Regulators in most states could do more to open up their health insurance rate review processes, a consumer group representative told a National Association of Insurance Commissioners panel.
Today, "consumers and their representatives find it hard to access and understand [the] information needed to participate meaningfully in rate reviews," the consumer group rep, Joseph Ditré, said at a recent meeting of the NAIC's Consumer Liaison Committee.
One way to help consumers participate in the rate review process would be to train them to understand the process, and another way would be to hire an experienced consumer advocacy group to provide the training, Ditré said, according to a written version of his presentation posted on the Consumer Liaison Committee's section of the NAIC website.
Ditré appeared on behalf of Consumers for Affordable Health Care (CAHC), a group that says it represents the health care consumers in Maine.

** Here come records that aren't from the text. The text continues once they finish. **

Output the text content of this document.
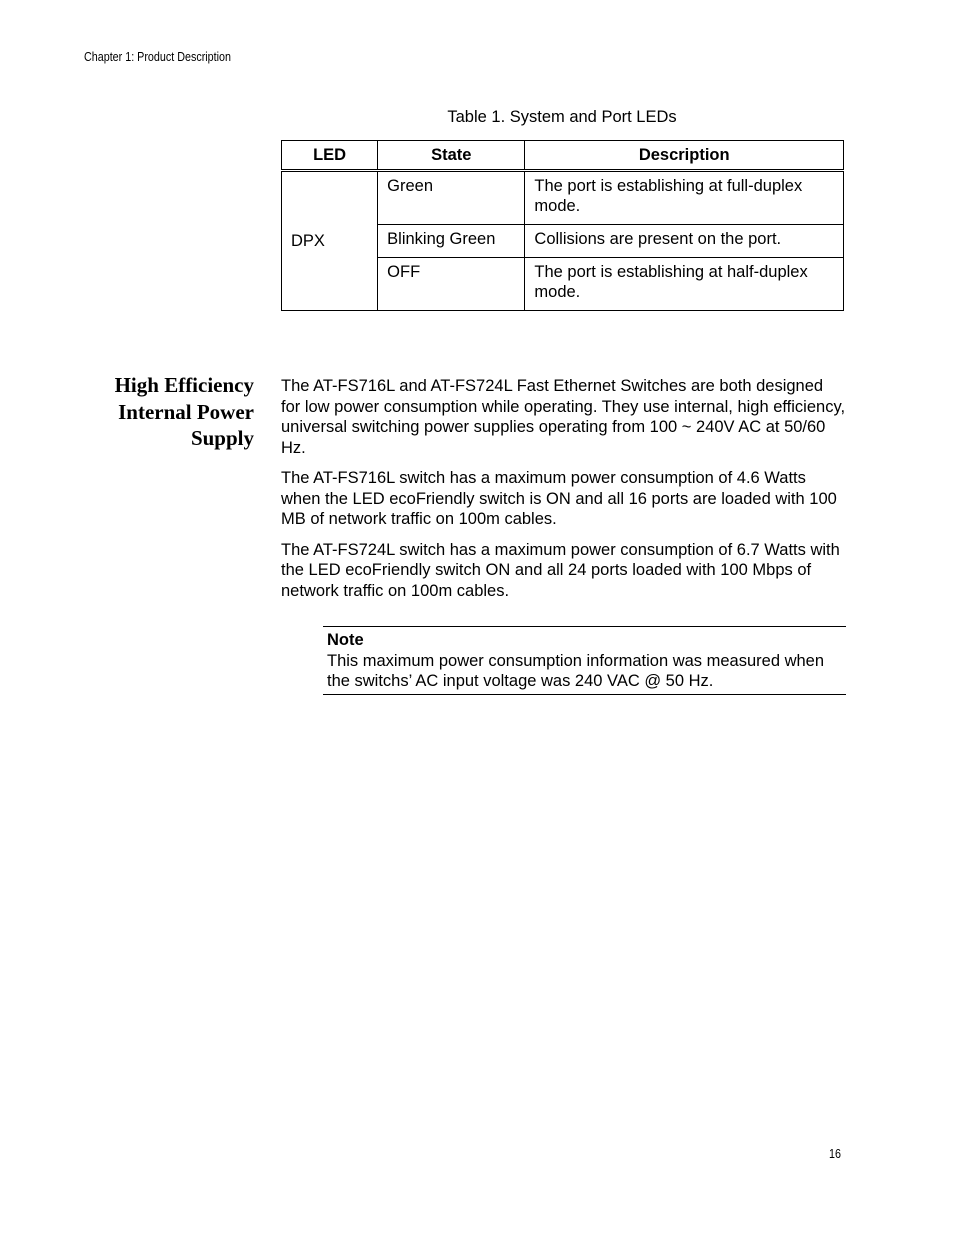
Chapter 1: Product Description
Table 1. System and Port LEDs
LED	State	Description
DPX	Green	The port is establishing at full-duplex mode.
	Blinking Green	Collisions are present on the port.
	OFF	The port is establishing at half-duplex mode.
High Efficiency
Internal Power
Supply

The AT-FS716L and AT-FS724L Fast Ethernet Switches are both designed for low power consumption while operating. They use internal, high efficiency, universal switching power supplies operating from 100 ~ 240V AC at 50/60 Hz.

The AT-FS716L switch has a maximum power consumption of 4.6 Watts when the LED ecoFriendly switch is ON and all 16 ports are loaded with 100 MB of network traffic on 100m cables.

The AT-FS724L switch has a maximum power consumption of 6.7 Watts with the LED ecoFriendly switch ON and all 24 ports loaded with 100 Mbps of network traffic on 100m cables.

Note
This maximum power consumption information was measured when the switchs’ AC input voltage was 240 VAC @ 50 Hz.
16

For years, some states have given insurance commissioners the authority to deny or change what they believe to be excessive rate increase requests. Some states also have posted rate increase request applications on the Web and given members of the public a chance to comment on the requests.
The drafters of Patient Protection and Affordable Care Act of 2010 (PPACA) did not give state insurance commissioners or federal regulators the authority to reject or change proposed rate increases, but they did give regulators the authority to require that explanations of all requests for increases over a certain level to be posted on the Web.
The U.S. Department of Health and Human Services (HHS) now requires that insurers post explanations of all increase requests over 10 percent.